Git Product home page Git Product logo

Comments (6)

marcus-pousette avatar marcus-pousette commented on August 11, 2024 1

Another thing I did not think about before is that the lamport clock can actually help to easier understand read/query/search responses if you aggregate results from multiple nodes (lamport clocks does provide value when you look at both write and read, not only write)

from peerbit.

tabcat avatar tabcat commented on August 11, 2024

Lamport clocks don't add much value IMO. As you said, using nexts they don't provide anymore information. They can also be played with a lot; which shouldn't actually affect ordering that much funnily enough since ordering by nexts always come first. Meaning, whether the clocks are being used correctly or after being poisoned, it should make no difference as long as there are are not completely disjoint and even then the logical clock can be emulated with the merkle one.

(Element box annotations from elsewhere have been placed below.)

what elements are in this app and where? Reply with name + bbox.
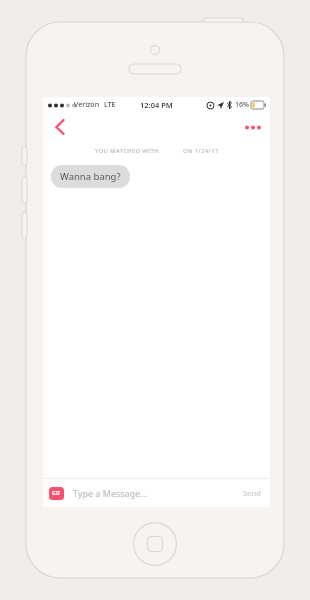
staticText: Verizon: [74, 100, 100, 110]
button[interactable]: Back: [47, 114, 73, 140]
button[interactable]: Send a GIF: [49, 487, 64, 500]
staticText: 16%: [235, 100, 249, 110]
staticText: LTE: [104, 100, 116, 110]
staticText: 12:04 PM: [140, 100, 173, 110]
staticText: GIF: [52, 490, 61, 497]
button[interactable]: Wanna bang?: [51, 165, 130, 188]
staticText: YOU MATCHED WITH: [95, 147, 159, 155]
button[interactable]: Type a Message...: [73, 487, 240, 499]
staticText: ON 1/24/17: [183, 147, 219, 155]
button[interactable]: Send: [240, 484, 264, 502]
staticText: Type a Message...: [73, 487, 148, 499]
staticText: Wanna bang?: [60, 170, 121, 183]
button[interactable]: More options: [240, 114, 266, 140]
staticText: Send: [243, 488, 261, 498]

I could see in some situations where the logical clock may be more efficient to depend on but I don't think the trade off is worth. It complicates things and opens up area for shenanigans without offering much and less reliable ordering than the merkle clock.

Main issue with removing the clock on Peerbit as of now is how to order unrelated documents in a document store, if they are not connected to each other in any meaningful way (like through a shared clock). How to we make sure that new entries are submitted with a truthful timestamp?

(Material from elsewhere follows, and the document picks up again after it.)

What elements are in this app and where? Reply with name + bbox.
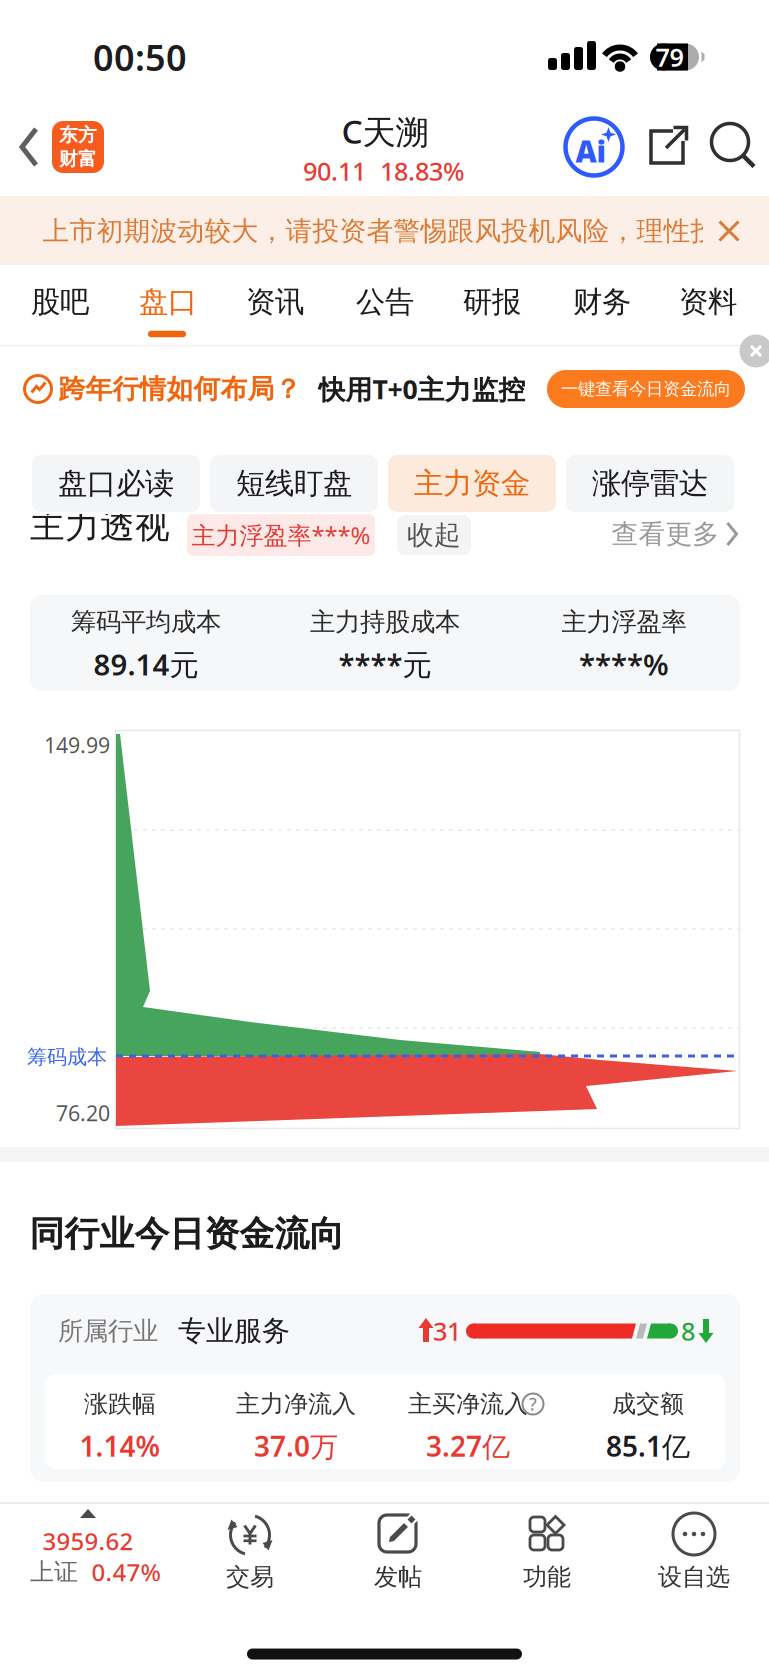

It sounds like in this situation the database is sharded and updates do not link to updates in other shards (makes sense) but does use a share clock. Shards in peerbit sound dynamic so deterministic sharding/partitioning databases doesnt work which is probably why the ordering is needed cross-shard.

It might be worth investigating randomness beacons like drand for either referencing to directly from shard entries or creating a separate beacon log with ordered drand randomness and referencing to that from shards. I havent look at drand too much, and maybe its not needed, but it might provide the ordered randomness needed.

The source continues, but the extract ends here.